In October, I spent a lot of time thinking about how we, as viewers, process scares in horror films and how they have evolved over time. This flows nicely into what I will be covering in November. Earlier this year I read the book, The Amityville Horror by Jay Ansen. It was a fun and at times unnerving horror novel, however the thing that kept resonating with me was the fact that this was supposed to be an account of a true event in people’s lives. Knowing that added an element of horror however as I read on it disturbed me more and more.
It highlighted something that happens again and again in entertainment, more so in films that books. The facts of the story are adjusted, amalgamated or even omitted. Sometimes the essence of the story survives other times it gets lost in the script rewrites and editing. What does that mean for the people that lived through the events? Do we get an accurate view of events?
I have learned over time that regardless of facts, perception is truth for most people. If a film or book states “Based on True Events” then some (most?) will take that to mean that this is the truth. So when it gets questioned or fault is found in the film this then gets mixed in with questioning the validity of the true events.

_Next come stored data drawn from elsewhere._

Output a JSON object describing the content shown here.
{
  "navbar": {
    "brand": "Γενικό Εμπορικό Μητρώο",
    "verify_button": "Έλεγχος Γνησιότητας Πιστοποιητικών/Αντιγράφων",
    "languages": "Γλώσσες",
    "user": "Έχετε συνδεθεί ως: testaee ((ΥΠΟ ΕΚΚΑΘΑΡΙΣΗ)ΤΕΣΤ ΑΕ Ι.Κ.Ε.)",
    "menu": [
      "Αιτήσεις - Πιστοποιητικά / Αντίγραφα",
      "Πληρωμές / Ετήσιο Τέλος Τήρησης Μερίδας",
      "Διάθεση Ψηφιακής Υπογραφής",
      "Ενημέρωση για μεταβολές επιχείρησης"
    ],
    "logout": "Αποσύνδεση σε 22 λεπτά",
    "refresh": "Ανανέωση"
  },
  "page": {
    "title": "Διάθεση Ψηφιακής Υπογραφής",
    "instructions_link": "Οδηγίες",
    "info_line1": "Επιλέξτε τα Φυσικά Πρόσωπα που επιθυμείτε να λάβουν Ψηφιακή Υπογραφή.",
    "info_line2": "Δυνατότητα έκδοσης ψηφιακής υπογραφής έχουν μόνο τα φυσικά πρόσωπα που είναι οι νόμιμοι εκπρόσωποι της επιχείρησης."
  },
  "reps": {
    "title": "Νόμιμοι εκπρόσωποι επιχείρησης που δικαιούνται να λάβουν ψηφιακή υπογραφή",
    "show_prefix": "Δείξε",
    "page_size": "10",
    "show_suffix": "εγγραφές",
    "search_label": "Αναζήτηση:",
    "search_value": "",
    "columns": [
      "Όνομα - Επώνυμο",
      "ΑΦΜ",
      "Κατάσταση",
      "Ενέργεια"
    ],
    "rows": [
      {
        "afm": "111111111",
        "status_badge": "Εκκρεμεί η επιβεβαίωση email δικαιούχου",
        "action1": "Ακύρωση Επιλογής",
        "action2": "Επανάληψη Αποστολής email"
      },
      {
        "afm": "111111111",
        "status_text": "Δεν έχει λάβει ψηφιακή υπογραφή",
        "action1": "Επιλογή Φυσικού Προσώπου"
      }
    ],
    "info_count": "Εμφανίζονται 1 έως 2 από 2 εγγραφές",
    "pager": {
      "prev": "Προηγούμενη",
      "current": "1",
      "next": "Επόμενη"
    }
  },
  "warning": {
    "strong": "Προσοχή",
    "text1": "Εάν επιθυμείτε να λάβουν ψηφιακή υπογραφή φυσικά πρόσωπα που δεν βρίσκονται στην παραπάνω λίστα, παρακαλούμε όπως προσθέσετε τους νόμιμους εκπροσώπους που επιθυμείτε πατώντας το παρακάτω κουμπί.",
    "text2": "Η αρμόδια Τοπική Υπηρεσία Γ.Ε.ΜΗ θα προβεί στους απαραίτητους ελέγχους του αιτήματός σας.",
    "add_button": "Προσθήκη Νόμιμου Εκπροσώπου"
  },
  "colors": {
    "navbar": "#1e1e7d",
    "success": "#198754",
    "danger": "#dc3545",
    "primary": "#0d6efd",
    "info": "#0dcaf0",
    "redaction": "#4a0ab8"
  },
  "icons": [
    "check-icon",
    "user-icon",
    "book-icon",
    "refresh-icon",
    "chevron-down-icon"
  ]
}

There is a Hollywood version of history in which every story follows a three act structure and, for the most part, reaches a satisfying ending. I am sure that anyone reading this will be able to attest to the fact that real life is not that simple.
In November I am going to take a look at The Amityville Horror. First as a historical event, the complicated mix of fact and fiction that has become the legend. I will then be looking at how this has been represented in the media. As a follow up I will also be investigating how this event, the novel and the first film changed the direction of Haunted House films.